Page:Revue des Deux Mondes - 1834 - tome 3.djvu/172

Cette page a été validée par deux contributeurs.
168
REVUE DES DEUX MONDES.

L’expression ambiguë de ces reproches prouvait de la part du roi Gonthramn autant de répugnance à prendre parti contre le fils que de crainte de se brouiller avec le père : il fit tomber sur le comte Erpoald le poids de sa mauvaise humeur ; et, non content de le destituer de son emploi, il le condamna de plus à une amende de sept cents pièces d’or[1]. Il paraît qu’en dépit des messages et des instances de Hilperik, Gonthramn ne prit aucune mesure pour inquiéter le réfugié dans son nouvel asile, et que bien loin de là, sans se compromettre et en sauvant les apparences, il agit de façon que Merowig trouvât promptement l’occasion de s’évader et de continuer son voyage. En effet, après deux mois de séjour dans la basilique d’Auxerre, le jeune prince partit accompagné de son fidèle Gaïlen ; et cette fois les routes lui furent ouvertes. Il mit enfin le pied sur la terre d’Austrasie, où il espérait trouver le repos, des amis, les joies du mariage et tous les honneurs attachés au titre d’époux d’une reine, mais où l’attendaient seulement de nouvelles traverses et des malheurs qui ne devaient finir qu’avec sa vie[2].

Le royaume d’Austrasie, gouverné au nom d’un enfant par un conseil de seigneurs et d’évêques, était alors le théâtre de troubles continuels et de dissensions violentes. L’absence de tout frein légal et le déchaînement des volontés individuelles s’y faisaient sentir plus fortement que dans aucune autre portion de la Gaule. Il n’y avait à cet égard aucune distinction de race ni d’état ; Barbares ou Romains, prélats ou chefs militaires, tous les hommes qui se croyaient forts par le pouvoir ou la richesse, luttaient à qui mieux mieux de turbulence et d’ambition. Divisés en factions rivales, ils ne s’accordaient qu’en une seule chose, leur haine acharnée contre Brunehilde, à qui ils voulaient enlever toute influence sur le gouvernement de son fils.
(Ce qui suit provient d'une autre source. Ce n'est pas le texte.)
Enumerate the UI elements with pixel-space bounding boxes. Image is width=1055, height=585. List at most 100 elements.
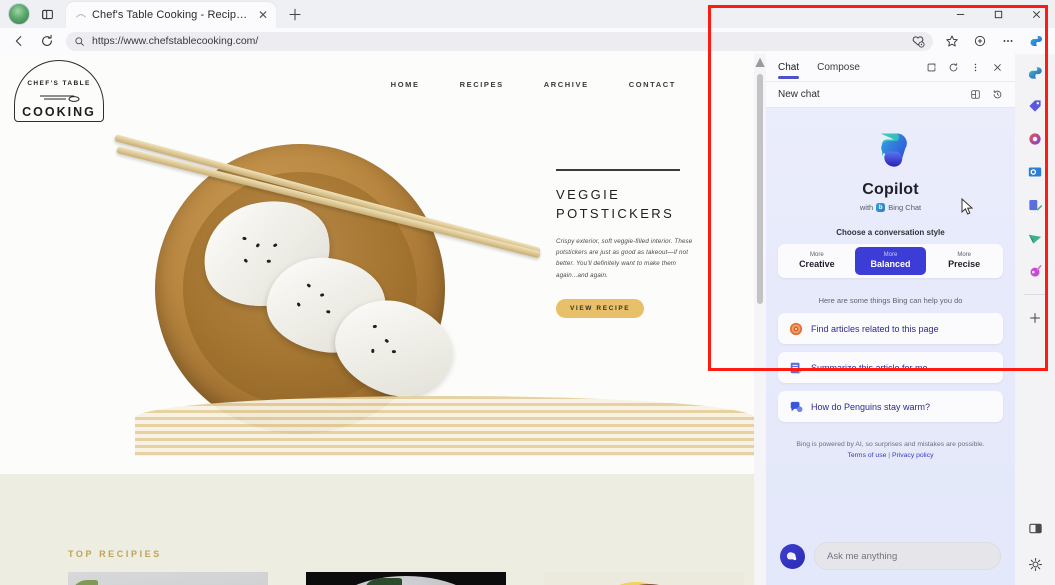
close-icon[interactable]: ✕ — [256, 8, 270, 22]
shopping-tag-icon[interactable] — [1022, 93, 1048, 119]
top-recipes-title: TOP RECIPIES — [68, 549, 162, 559]
hero-title-line1: VEGGIE — [556, 186, 621, 202]
suggestion-card-find-articles[interactable]: Find articles related to this page — [778, 313, 1003, 344]
terms-of-use-link[interactable]: Terms of use — [847, 452, 886, 459]
open-in-new-icon[interactable] — [921, 58, 941, 78]
page-scrollbar[interactable]: ▲ — [752, 54, 768, 585]
gear-icon[interactable] — [1022, 551, 1048, 577]
hero-copy: VEGGIE POTSTICKERS Crispy exterior, soft… — [556, 169, 706, 319]
scrollbar-thumb[interactable] — [757, 74, 763, 304]
tab-title: Chef's Table Cooking - Recipe ideas — [92, 9, 251, 21]
suggestion-card-summarize[interactable]: Summarize this article for me — [778, 352, 1003, 383]
refresh-icon[interactable] — [34, 30, 60, 52]
suggestion-text: How do Penguins stay warm? — [811, 401, 931, 412]
logo-arc-text: CHEF'S TABLE — [27, 80, 91, 87]
office-icon[interactable] — [1022, 126, 1048, 152]
suggestions-label: Here are some things Bing can help you d… — [818, 296, 963, 305]
nav-item-archive[interactable]: ARCHIVE — [544, 80, 589, 89]
new-chat-label[interactable]: New chat — [778, 89, 820, 100]
more-options-icon[interactable] — [995, 30, 1021, 52]
style-option-balanced[interactable]: More Balanced — [854, 247, 927, 275]
copilot-subtitle: with b Bing Chat — [860, 203, 921, 212]
plus-icon[interactable]: ＋ — [284, 3, 306, 25]
tab-search-icon[interactable] — [36, 3, 58, 25]
copilot-icon[interactable] — [1022, 60, 1048, 86]
url-text: https://www.chefstablecooking.com/ — [92, 35, 259, 47]
nav-item-home[interactable]: HOME — [391, 80, 420, 89]
site-navigation: HOME RECIPES ARCHIVE CONTACT — [391, 80, 676, 89]
favorites-star-icon[interactable] — [939, 30, 965, 52]
copilot-icon[interactable] — [1023, 30, 1049, 52]
edge-sidebar — [1015, 54, 1055, 585]
suggestion-card-penguins[interactable]: How do Penguins stay warm? — [778, 391, 1003, 422]
tools-icon[interactable] — [1022, 258, 1048, 284]
tab-chat[interactable]: Chat — [778, 54, 800, 82]
subtitle-suffix: Bing Chat — [888, 203, 922, 212]
disclaimer-text: Bing is powered by AI, so surprises and … — [796, 441, 985, 448]
browser-tab[interactable]: Chef's Table Cooking - Recipe ideas ✕ — [66, 2, 276, 28]
web-page-content: CHEF'S TABLE COOKING HOME RECIPES ARCHIV… — [0, 54, 766, 585]
style-option-creative[interactable]: More Creative — [781, 247, 853, 275]
copilot-input-bar: Ask me anything — [766, 533, 1015, 585]
plus-icon[interactable] — [1022, 305, 1048, 331]
address-bar[interactable]: https://www.chefstablecooking.com/ — [66, 31, 933, 51]
ask-me-anything-input[interactable]: Ask me anything — [814, 542, 1001, 570]
style-label: Creative — [799, 258, 835, 269]
site-logo[interactable]: CHEF'S TABLE COOKING — [14, 60, 104, 122]
collections-add-icon[interactable] — [911, 34, 925, 48]
search-icon — [75, 36, 84, 46]
recipe-card[interactable] — [544, 572, 744, 585]
wave-decoration — [135, 396, 755, 456]
hero-image — [95, 124, 755, 456]
hero-section: VEGGIE POTSTICKERS Crispy exterior, soft… — [0, 124, 766, 474]
copilot-body: Copilot with b Bing Chat Choose a conver… — [766, 108, 1015, 533]
nav-item-recipes[interactable]: RECIPES — [460, 80, 504, 89]
style-option-precise[interactable]: More Precise — [928, 247, 1000, 275]
divider — [1024, 294, 1046, 295]
conversation-style-label: Choose a conversation style — [836, 228, 945, 237]
logo-word: COOKING — [22, 105, 96, 119]
document-summary-icon — [790, 362, 803, 374]
site-header: CHEF'S TABLE COOKING HOME RECIPES ARCHIV… — [0, 54, 766, 124]
copilot-logo-icon — [880, 133, 907, 167]
nav-item-contact[interactable]: CONTACT — [629, 80, 676, 89]
view-recipe-button[interactable]: VIEW RECIPE — [556, 299, 645, 319]
more-options-icon[interactable] — [965, 58, 985, 78]
style-prefix: More — [957, 251, 972, 258]
close-icon[interactable] — [987, 58, 1007, 78]
copilot-avatar-icon[interactable] — [780, 543, 805, 569]
games-icon[interactable] — [1022, 225, 1048, 251]
input-placeholder: Ask me anything — [827, 550, 898, 562]
copilot-title: Copilot — [862, 181, 919, 198]
separator: | — [888, 451, 891, 459]
suggestion-text: Summarize this article for me — [811, 362, 928, 373]
copilot-branding: Copilot with b Bing Chat — [778, 108, 1003, 212]
subtitle-prefix: with — [859, 203, 874, 212]
copilot-new-chat-bar: New chat — [766, 82, 1015, 108]
scroll-up-icon[interactable]: ▲ — [752, 54, 768, 71]
profile-avatar-icon[interactable] — [8, 3, 30, 25]
back-arrow-icon[interactable] — [6, 30, 32, 52]
close-icon[interactable] — [1017, 0, 1055, 28]
mouse-pointer-icon — [961, 198, 974, 215]
privacy-policy-link[interactable]: Privacy policy — [892, 452, 934, 459]
utensil-icon — [40, 95, 80, 102]
history-clock-icon[interactable] — [987, 85, 1007, 105]
tab-compose[interactable]: Compose — [817, 54, 860, 82]
plugins-grid-icon[interactable] — [965, 85, 985, 105]
drop-editor-icon[interactable] — [1022, 192, 1048, 218]
style-prefix: More — [883, 251, 898, 258]
top-recipes-section: TOP RECIPIES — [0, 474, 766, 585]
conversation-style-group: More Creative More Balanced More Precise — [778, 244, 1003, 278]
site-favicon — [76, 14, 86, 18]
minimize-icon[interactable] — [941, 0, 979, 28]
outlook-icon[interactable] — [1022, 159, 1048, 185]
maximize-icon[interactable] — [979, 0, 1017, 28]
recipe-card[interactable] — [306, 572, 506, 585]
recipe-card[interactable] — [68, 572, 268, 585]
browser-essentials-icon[interactable] — [967, 30, 993, 52]
split-screen-icon[interactable] — [1022, 515, 1048, 541]
window-controls — [941, 0, 1055, 28]
browser-window: Chef's Table Cooking - Recipe ideas ✕ ＋ … — [0, 0, 1055, 585]
refresh-icon[interactable] — [943, 58, 963, 78]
Cette aristocratie redoutable avait pour principaux chefs l’évêque de Reims Ægidius, notoirement vendu au roi de Neustrie, et le duc Raukhing, le plus riche des Austrasiens,

  1. Guntchramnus rex in irâ commotus Erponem septingentis aureis damnat, et ab honore removet. Greg. Turon. Hist., lib. v, pag. 241.
  2. Merovechus propè duos menses ad ante dictam basilicam residens, fugam iniit, et ad Brunichildem reginam usque pervenit. Greg. Turon. Hist. ibid.